Sì può fare qualcosa? Si deve, ma la classe dirigente è troppo impegnata a difendere se stessa. Alcuni mesi fa, Marina Berlusconi, nel ruolo di presidente di Mondadori, aveva lanciato un monito scrivendo una lettera al Corriere e pubblicando contemporaneamente tre titoli per i tipi della Silvio Berlusconi Editore, tre «pezzi» per capire le potenzialità e le minacce della nuova frontiera digitale: Careless People, Gente che se ne frega» (libro boicottato da Zuckerberg) di Sarah Wynn-Williams; La Repubblica tecnologica, di Alex Karp, ceo di Palantir, socio di Peter Thiel (quello delle lezioni sull’anticristo), e La Società Tecnologica», un libro del filosofo e teologo Jacques Ellul.
Vi riporto alcune riflessioni di Marina Berlusconi in quella lettera di presentazione. «Oggi le prime cinque Big Tech assieme - Nvidia, Microsoft, Apple, Alphabet, Amazon - sono arrivate a superare il Pil dell’area euro. Ma attenzione: ridurre tutto ai valori economici non basta, il potere dei giganti della tecnologia va ben oltre. È un potere che rifiuta le regole, cioè la base di qualsiasi società davvero funzionante. Noi editori tradizionali paghiamo le tasse, rispettiamo le leggi, tuteliamo il diritto d’autore e i posti di lavoro - basti pensare che in Italia le piattaforme occupano appena un trentesimo dei lavoratori del settore. Eppure, quasi due terzi del mercato pubblicitario globale vengono inghiottiti dai colossi della Silicon Valley, che fanno esattamente il contrario: per dirla con il titolo del saggio firmato dalla ex-Meta Sarah Wynn-Williams, sono Careless People, “gente che se ne frega”. È concorrenza sleale bella e buona».

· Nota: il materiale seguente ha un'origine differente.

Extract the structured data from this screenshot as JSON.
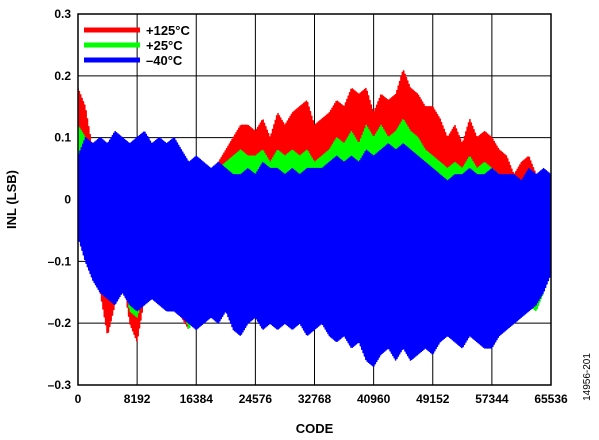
{
  "figure_id": "14956-201",
  "chart_data": {
    "type": "line",
    "title": "",
    "xlabel": "CODE",
    "ylabel": "INL (LSB)",
    "xlim": [
      0,
      65536
    ],
    "ylim": [
      -0.3,
      0.3
    ],
    "x_ticks": [
      0,
      8192,
      16384,
      24576,
      32768,
      40960,
      49152,
      57344,
      65536
    ],
    "y_ticks": [
      -0.3,
      -0.2,
      -0.1,
      0,
      0.1,
      0.2,
      0.3
    ],
    "y_tick_labels": [
      "–0.3",
      "–0.2",
      "–0.1",
      "0",
      "0.1",
      "0.2",
      "0.3"
    ],
    "grid": true,
    "legend_position": "top-left",
    "x": [
      0,
      1024,
      2048,
      3072,
      4096,
      5120,
      6144,
      7168,
      8192,
      9216,
      10240,
      11264,
      12288,
      13312,
      14336,
      15360,
      16384,
      17408,
      18432,
      19456,
      20480,
      21504,
      22528,
      23552,
      24576,
      25600,
      26624,
      27648,
      28672,
      29696,
      30720,
      31744,
      32768,
      33792,
      34816,
      35840,
      36864,
      37888,
      38912,
      39936,
      40960,
      41984,
      43008,
      44032,
      45056,
      46080,
      47104,
      48128,
      49152,
      50176,
      51200,
      52224,
      53248,
      54272,
      55296,
      56320,
      57344,
      58368,
      59392,
      60416,
      61440,
      62464,
      63488,
      64512,
      65536
    ],
    "series": [
      {
        "name": "+125°C",
        "color": "#ff0000",
        "upper": [
          0.18,
          0.15,
          0.08,
          0.02,
          -0.02,
          -0.05,
          -0.03,
          -0.06,
          -0.05,
          -0.06,
          -0.03,
          -0.02,
          -0.02,
          -0.03,
          -0.02,
          -0.01,
          -0.01,
          0.02,
          0.04,
          0.06,
          0.08,
          0.1,
          0.12,
          0.12,
          0.11,
          0.13,
          0.1,
          0.14,
          0.12,
          0.14,
          0.15,
          0.16,
          0.12,
          0.13,
          0.14,
          0.16,
          0.15,
          0.18,
          0.17,
          0.18,
          0.14,
          0.17,
          0.16,
          0.17,
          0.21,
          0.18,
          0.17,
          0.15,
          0.15,
          0.13,
          0.1,
          0.12,
          0.09,
          0.13,
          0.1,
          0.11,
          0.1,
          0.08,
          0.07,
          0.04,
          0.06,
          0.07,
          0.04,
          0.03,
          0.02
        ],
        "lower": [
          0.02,
          -0.05,
          -0.09,
          -0.15,
          -0.22,
          -0.17,
          -0.12,
          -0.2,
          -0.23,
          -0.16,
          -0.12,
          -0.1,
          -0.14,
          -0.13,
          -0.19,
          -0.21,
          -0.17,
          -0.14,
          -0.11,
          -0.1,
          -0.09,
          -0.05,
          -0.04,
          -0.06,
          -0.08,
          -0.06,
          -0.05,
          -0.06,
          -0.03,
          -0.05,
          -0.04,
          -0.04,
          -0.08,
          -0.06,
          -0.02,
          -0.03,
          -0.04,
          -0.05,
          -0.04,
          -0.03,
          -0.06,
          -0.02,
          -0.04,
          -0.07,
          -0.02,
          -0.08,
          -0.05,
          -0.06,
          -0.12,
          -0.08,
          -0.06,
          -0.05,
          -0.07,
          -0.05,
          -0.06,
          -0.1,
          -0.12,
          -0.1,
          -0.08,
          -0.09,
          -0.08,
          -0.07,
          -0.12,
          -0.09,
          -0.05
        ]
      },
      {
        "name": "+25°C",
        "color": "#00ff00",
        "upper": [
          0.12,
          0.1,
          0.05,
          0.04,
          -0.01,
          -0.03,
          -0.02,
          -0.04,
          -0.02,
          -0.01,
          -0.01,
          0.0,
          0.01,
          0.01,
          0.02,
          0.02,
          0.03,
          0.04,
          0.05,
          0.05,
          0.06,
          0.07,
          0.08,
          0.07,
          0.07,
          0.08,
          0.06,
          0.08,
          0.07,
          0.08,
          0.07,
          0.08,
          0.06,
          0.07,
          0.08,
          0.1,
          0.09,
          0.11,
          0.09,
          0.12,
          0.1,
          0.12,
          0.1,
          0.11,
          0.13,
          0.11,
          0.1,
          0.08,
          0.07,
          0.06,
          0.05,
          0.06,
          0.05,
          0.07,
          0.05,
          0.06,
          0.05,
          0.04,
          0.03,
          0.02,
          0.03,
          0.04,
          0.03,
          0.02,
          0.01
        ],
        "lower": [
          0.0,
          -0.04,
          -0.07,
          -0.11,
          -0.15,
          -0.13,
          -0.12,
          -0.18,
          -0.19,
          -0.15,
          -0.13,
          -0.12,
          -0.14,
          -0.14,
          -0.17,
          -0.21,
          -0.18,
          -0.16,
          -0.15,
          -0.14,
          -0.12,
          -0.11,
          -0.1,
          -0.12,
          -0.14,
          -0.13,
          -0.12,
          -0.14,
          -0.12,
          -0.14,
          -0.13,
          -0.12,
          -0.16,
          -0.14,
          -0.13,
          -0.14,
          -0.15,
          -0.16,
          -0.17,
          -0.19,
          -0.22,
          -0.18,
          -0.17,
          -0.2,
          -0.17,
          -0.2,
          -0.18,
          -0.19,
          -0.21,
          -0.18,
          -0.17,
          -0.16,
          -0.18,
          -0.17,
          -0.18,
          -0.2,
          -0.22,
          -0.19,
          -0.17,
          -0.18,
          -0.16,
          -0.17,
          -0.18,
          -0.15,
          -0.1
        ]
      },
      {
        "name": "–40°C",
        "color": "#0000ff",
        "upper": [
          0.07,
          0.1,
          0.09,
          0.1,
          0.09,
          0.11,
          0.1,
          0.09,
          0.1,
          0.11,
          0.09,
          0.1,
          0.09,
          0.1,
          0.08,
          0.06,
          0.07,
          0.06,
          0.05,
          0.06,
          0.05,
          0.04,
          0.04,
          0.05,
          0.04,
          0.06,
          0.05,
          0.05,
          0.04,
          0.05,
          0.04,
          0.05,
          0.05,
          0.05,
          0.06,
          0.07,
          0.06,
          0.07,
          0.06,
          0.08,
          0.07,
          0.08,
          0.09,
          0.08,
          0.09,
          0.08,
          0.07,
          0.06,
          0.05,
          0.04,
          0.03,
          0.04,
          0.04,
          0.05,
          0.04,
          0.04,
          0.05,
          0.04,
          0.04,
          0.04,
          0.03,
          0.05,
          0.04,
          0.05,
          0.04
        ],
        "lower": [
          -0.06,
          -0.1,
          -0.13,
          -0.15,
          -0.16,
          -0.17,
          -0.15,
          -0.17,
          -0.18,
          -0.17,
          -0.16,
          -0.17,
          -0.18,
          -0.18,
          -0.19,
          -0.2,
          -0.21,
          -0.2,
          -0.19,
          -0.2,
          -0.18,
          -0.21,
          -0.22,
          -0.2,
          -0.19,
          -0.21,
          -0.2,
          -0.21,
          -0.2,
          -0.21,
          -0.2,
          -0.22,
          -0.21,
          -0.2,
          -0.22,
          -0.23,
          -0.22,
          -0.24,
          -0.23,
          -0.26,
          -0.27,
          -0.25,
          -0.24,
          -0.26,
          -0.24,
          -0.26,
          -0.25,
          -0.24,
          -0.25,
          -0.23,
          -0.22,
          -0.23,
          -0.24,
          -0.22,
          -0.23,
          -0.24,
          -0.24,
          -0.22,
          -0.21,
          -0.2,
          -0.19,
          -0.18,
          -0.17,
          -0.15,
          -0.12
        ]
      }
    ]
  }
}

E ancora: «I giganti del Tech mettono sul piatto generosi finanziamenti e i dati di miliardi di persone […] Questi colossi non sono più solo aziende private, sono attori politici». Ha ragione!
Si può fare qualcosa, per contrastare questo mondo messo in piedi da predoni e pirati, di cui noi siamo vittime più o meno consapevoli? Sì. E lo dico al governo di centrodestra, al governo «sovranista»: mettete un tetto alla raccolta pubblicitaria di questi Ott, oppure obbligateli a destinare delle quote all’editoria che stanno uccidendo. Lo dice Marina Berlusconi, lo dice la Confindustria del settore col presidente Antonio Marano, lo dicono i grandi, i medi e i piccoli editori. Proprio discutendo di Careless People, Gente che se frega con il deputato di Forza Italia, Francesco Battistoni, riflettevamo che tutti siamo coinvolti, dalla politica alle università, dal giornalismo ai centri studi e persino alla Chiesa: è un tema di libertà, di sicurezza, di resistenza rispetto a questi nuovi Padroni. Che si credono dio.